All episodes are available now on the Long Shadow website or wherever you get your podcasts.
“Life and death on the lost streets of Chicago,” BBC video report (Sept. 7, 2016)
“I come back to this year after year. It’s hard to equate gun rights with ‘freedom’ when you see how unfettered gun proliferation can be a prison. The part that always gets me [12:49] is when a young man strapped to the teeth chokes up and says he and his friends can’t even go to the beach without a gun: ‘This ain’t normal.’”
The Gun Machine, Episode 8: “The Leftovers: How do you account for the true cost of gun violence?,” WBUR podcast (Nov. 22, 2023)
“The best thing The Trace ever produced. After seven episodes showing how the federal government and the gun industry are intertwined, [host] Alain Stephens opens a vein and talks about finding his father dead of a self-inflicted gunshot wound when he was 21. He tearfully interviews a family friend about why his family never spoke with him about it. That’s right: Alain’s family has never discussed it with him. It got swept under the rug. Very few journalists are willing to tie their personal experiences to their beat, particularly when their beat is guns.”
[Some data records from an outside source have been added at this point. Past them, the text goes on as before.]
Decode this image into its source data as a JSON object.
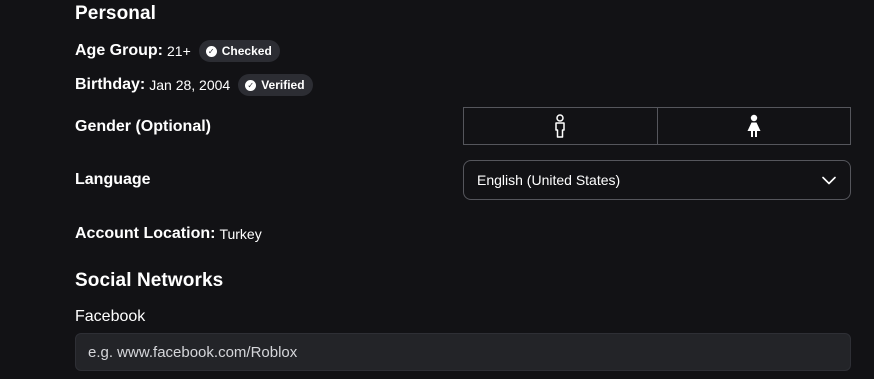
{
  "personal": {
    "title": "Personal",
    "age_group": {
      "label": "Age Group:",
      "value": "21+",
      "badge": "Checked"
    },
    "birthday": {
      "label": "Birthday:",
      "value": "Jan 28, 2004",
      "badge": "Verified"
    },
    "gender": {
      "label": "Gender (Optional)",
      "options": [
        {
          "icon": "male-person-icon",
          "selected": false
        },
        {
          "icon": "female-person-icon",
          "selected": true
        }
      ]
    },
    "language": {
      "label": "Language",
      "selected": "English (United States)",
      "icon": "chevron-down-icon"
    },
    "account_location": {
      "label": "Account Location:",
      "value": "Turkey"
    }
  },
  "social": {
    "title": "Social Networks",
    "facebook": {
      "label": "Facebook",
      "placeholder": "e.g. www.facebook.com/Roblox",
      "value": ""
    }
  },
  "colors": {
    "background": "#121215",
    "badge_bg": "#2c2d33",
    "border": "#55565c",
    "input_bg": "#232428"
  }
}
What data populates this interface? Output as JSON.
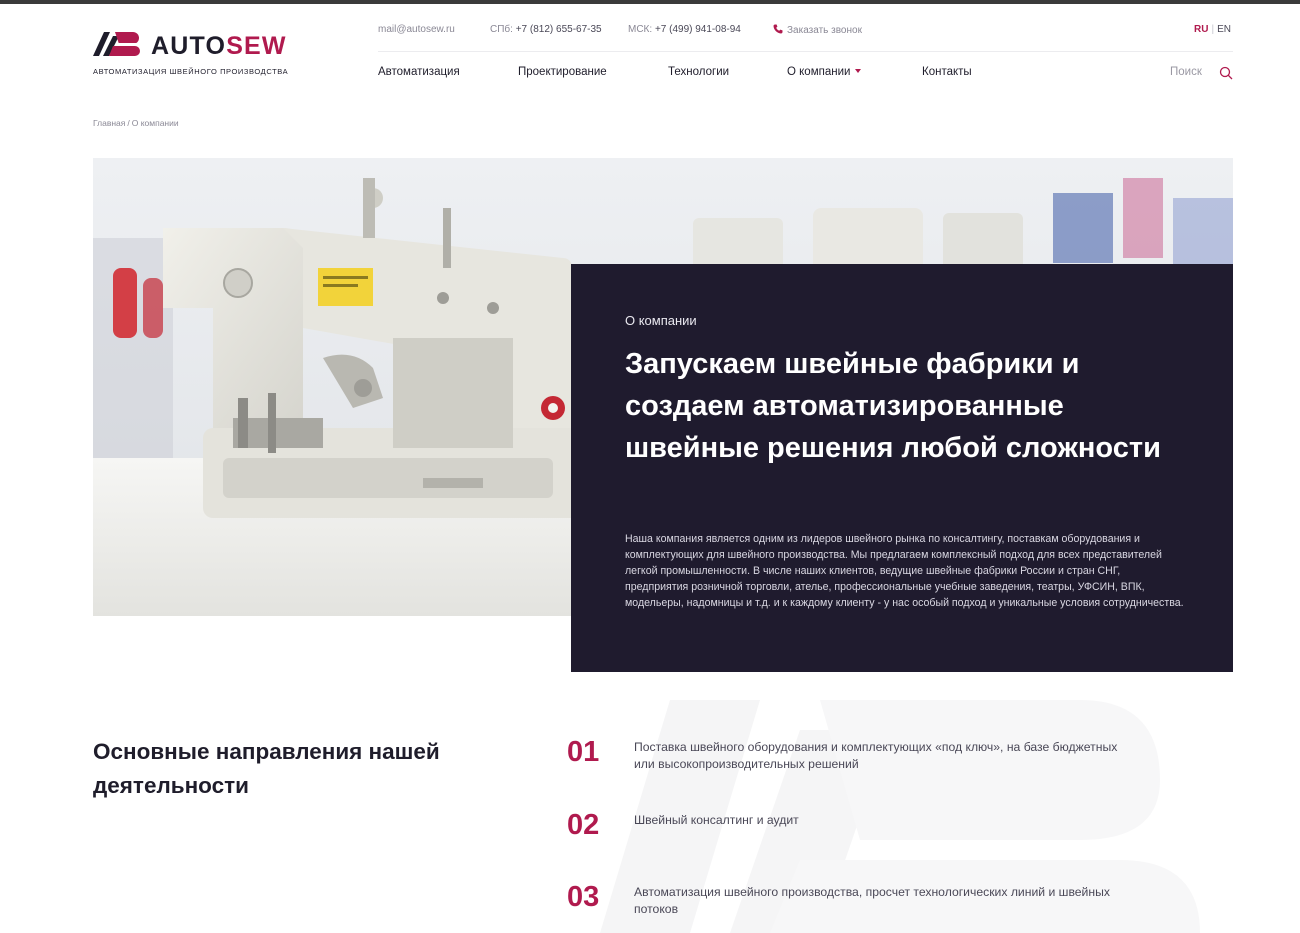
{
  "brand": {
    "word_a": "AUTO",
    "word_b": "SEW",
    "tagline": "Автоматизация швейного производства",
    "accent": "#b01a4e",
    "dark": "#1f1b2e"
  },
  "contacts": {
    "email": "mail@autosew.ru",
    "spb_label": "СПб:",
    "spb_phone": "+7 (812) 655-67-35",
    "msk_label": "МСК:",
    "msk_phone": "+7 (499) 941-08-94",
    "callback": "Заказать звонок",
    "callback_icon": "phone-icon"
  },
  "lang": {
    "ru": "RU",
    "en": "EN",
    "active": "RU"
  },
  "nav": {
    "items": [
      "Автоматизация",
      "Проектирование",
      "Технологии",
      "О компании",
      "Контакты"
    ],
    "search": "Поиск",
    "search_icon": "search-icon",
    "dropdown_icon": "caret-down-icon"
  },
  "breadcrumb": {
    "home": "Главная",
    "sep": "/",
    "current": "О компании"
  },
  "hero": {
    "image": "sewing-machine-photo",
    "eyebrow": "О компании",
    "title": "Запускаем швейные фабрики и создаем автоматизированные швейные решения любой сложности",
    "text": "Наша компания является одним из лидеров швейного рынка по консалтингу, поставкам оборудования и комплектующих для швейного производства. Мы предлагаем комплексный подход для всех представителей легкой промышленности. В числе наших клиентов, ведущие швейные фабрики России и стран СНГ, предприятия розничной торговли, ателье, профессиональные учебные заведения, театры, УФСИН, ВПК, модельеры, надомницы и т.д. и к каждому клиенту - у нас особый подход и уникальные условия сотрудничества."
  },
  "directions": {
    "title": "Основные направления нашей деятельности",
    "items": [
      {
        "num": "01",
        "text": "Поставка швейного оборудования и комплектующих «под ключ», на базе бюджетных или высокопроизводительных решений"
      },
      {
        "num": "02",
        "text": "Швейный консалтинг и аудит"
      },
      {
        "num": "03",
        "text": "Автоматизация швейного производства, просчет технологических линий и швейных потоков"
      }
    ]
  }
}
“The Reckoning” by Andrew Solomon, The New Yorker (March 10, 2014)
“Nobody wants to hear from mass shooters’ families; they’re seen as complicit, particularly when the shooter is young. So when they speak out it’s a big deal (like Sue Klebold’s TED Talk, which could be its own entry). This interview ends with Peter Lanza, father of the Sandy Hook shooter, wishing his son was never born. That’s a stunning statement, even for someone whose child is a mass killer. But we see how he got to that point, and how mental health intervention over a period of years might not be enough to prevent massacres in a country with such easy gun access.”
“Inside the Federal Bureau Of Way Too Many Guns,” by Jeanne Marie Laskas, GQ (Aug. 30, 2016)
“Another one I come back to year after year is about the analog way ATF [Bureau of Alcohol, Tobacco, Firearms and Explosives] agents are forced to trace guns in the digital age because of NRA-backed laws limiting their information-collecting abilities. Charlie Houser, who ran the tracing center in West Virginia for many years, takes us through the Rube Goldberg machine that is crime-gun tracing in America — an unnecessarily drawn-out process that leaves shooters free to strike again.”
“He was paralyzed in a shooting, but she still wanted to marry him. Now that future is gone,” by Petula Dvorak, the Washington Post (May 18, 2017)
“Petula Dvorak was interviewing a shooting survivor five weeks after he was paralyzed in an armed robbery when he suddenly collapsed; hours later he was dead. Dvorak and her photographer had unwittingly captured his last moments. This one sticks with me; I can’t imagine how difficult it must have been to write this column.”